GKR Protocol - is it one Sum-Check per layer or is it one Sum-Check per gate?

Question

I am reading about GKR protocol from Justin Thaler's book - Proofs, Arguments & Zero Knowledge

On Page 59,

In the first message, $P$ tells $V$ the (claimed) output(s) of the circuit. The protocol then works its way in iterations towards the input layer, with one iteration devoted to each layer.

I am a little confused about what exactly iteration means here. Does one iteration means one sum-check proof or can each iteration (corresponding to a layer) contain multiple sum-check proofs?

Page 61, Lemma 4.7

$W_i(z) = \sum_{b,c \in \lbrace 0,1 \rbrace^{k_{i+1}}} add_i (z,b,c)\cdot (W_{i+1}(b)+W_{i+1}(c)) + mult_i(z,b,c)\cdot (W_{i+1}(b)\cdot W_{i+1}(c))$

Consider this circuit from Page 65

For e.g. for the circuit above, in the first (topmost) layer, won't we have to run the sum-check protocol for both $W_0(0)=4$ & $W_0(1)=2$ separately? And in the next layer, we will need 4 sum-check protocol runs - $W_1(0,0)=1$, $W_1(0,1)=4$, $W_1(1,0)=2$ & $W_1(1,1)=1$. And so on?

I can think of making it just one sum-check per layer but that will work only if all the gates in that layer are addition gates.

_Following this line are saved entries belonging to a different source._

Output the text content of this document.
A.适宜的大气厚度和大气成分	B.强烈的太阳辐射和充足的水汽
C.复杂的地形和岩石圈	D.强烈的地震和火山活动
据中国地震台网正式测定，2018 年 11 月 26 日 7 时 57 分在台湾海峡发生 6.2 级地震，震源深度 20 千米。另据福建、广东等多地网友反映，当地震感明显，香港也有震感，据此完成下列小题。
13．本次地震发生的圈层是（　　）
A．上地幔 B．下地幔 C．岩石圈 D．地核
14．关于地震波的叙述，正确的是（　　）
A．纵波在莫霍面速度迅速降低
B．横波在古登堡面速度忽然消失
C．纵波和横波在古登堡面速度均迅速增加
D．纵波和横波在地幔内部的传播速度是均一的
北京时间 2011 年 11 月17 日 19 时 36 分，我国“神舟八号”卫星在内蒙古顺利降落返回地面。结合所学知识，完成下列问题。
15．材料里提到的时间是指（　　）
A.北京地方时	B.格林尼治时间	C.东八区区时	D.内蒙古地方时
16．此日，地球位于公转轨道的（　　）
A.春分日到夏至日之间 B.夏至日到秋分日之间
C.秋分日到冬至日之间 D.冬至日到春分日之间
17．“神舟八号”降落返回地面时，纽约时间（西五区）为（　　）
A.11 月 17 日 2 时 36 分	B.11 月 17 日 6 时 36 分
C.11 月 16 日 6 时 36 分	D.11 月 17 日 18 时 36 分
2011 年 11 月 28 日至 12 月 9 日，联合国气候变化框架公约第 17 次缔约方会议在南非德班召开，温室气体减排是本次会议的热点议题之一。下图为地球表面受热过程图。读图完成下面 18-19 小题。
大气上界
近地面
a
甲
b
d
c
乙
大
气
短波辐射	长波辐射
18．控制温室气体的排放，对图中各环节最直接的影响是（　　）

If all the gates in a layer are addition gates, then we can change the sum-check equation to

$\sum_{z \in s} W_i(z) = \sum_{z \in \lbrace 0,1 \rbrace^{log(s)}} \sum_{b,c \in \lbrace 0,1 \rbrace^{k_{i+1}}} add_i (z,b,c)\cdot (W_{i+1}(b)+W_{i+1}(c)) + mult_i(z,b,c)\cdot (W_{i+1}(b)\cdot W_{i+1}(c))$

Where number of gates in that layer is $s$

But this will not work unless all gates in that layer are addition gates.

Answer 1

Short answer

The GKR protocol consists of one execution of the sum-check sum protocol per layer.

Long answer

Considering that a layer has $2^{k}$ gates, the function $W_i: \{0,1\}^k \rightarrow \mathbb{F}$, defined as

$$W_i(z) = \sum_{b,c \in \lbrace 0,1 \rbrace^{k}} add_i (z,b,c)\cdot (W_{i+1}(b)+W_{i+1}(c)) + mult_i(z,b,c)\cdot (W_{i+1}(b)\cdot W_{i+1}(c))$$

maps every gate $z$ of the $i$-th layer to its output value. You should verify and convince yourself about this before continuing the analysis (basically, for each gate $z$, there will be a single pair $(a, b)$, corresponding to the left and right input wires of $z$, thus, only one instance of $add(z, a, b)$ or of $mult(z, a, b)$ will be equal to 1 in the summations in $W$).

Now, what the GKR protocol does is to define a low-degree polynomial extension $\tilde{W}:\mathbb{F}^k \rightarrow \mathbb{F}$ of $W_i$ and it applies the sum-check sum protocol on $\tilde{W}$ running over the variables $a$ and $b$, not on $z$ (so there are not 3 summations as you wrote!).

In other words, for some function $f$, we can write $$\tilde{W}(z) = \sum_{a, b \in \{0, 1\}^k} f(z, a, b)$$ And when given a polynomial $G$ claimed to be equal to $\tilde{W}$, we can pick a random field element $r^\star$ and check if $G(r^\star) = \tilde{W}(r^\star)$. By the Schwartz-Zippel lemma, if this equality is true, then we can assume $G$ and $\tilde{W}$ are indeed equal. However the verifier can only compute $y = G(r^\star)$, but not $\tilde{W}(r^\star)$, since they don't know $\tilde{W}$ (only the prover does).

So, they both run the sum-check protocol (running on all the $2^{k+1}$ possible values for the pairs $(a, b)$) to verify that $$y = \sum_{a, b \in \{0, 1\}^k} f(r^\star, a, b)$$

Notice that if the sum-check sum protocol has a positive answer, we conclude that $y = \sum_{a, b \in \{0, 1\}^k} f(r^\star, a, b)$, thus, $G(r^\star) = \tilde{W}(r^\star)$, thus, $G = \tilde{W}$, thus, all gates of the $i$-th layer were evaluated correctly.

(There is a detail here: at the end of the protocol, the verifier cannot finish the sum-check sum protocol, since this requires evaluating $f(r^\star, a^\star, b^\star)$ for random $r^\star, a^\star, b^\star$. This check is then "shifted" to the next layer and the GKR protocol continues recursively).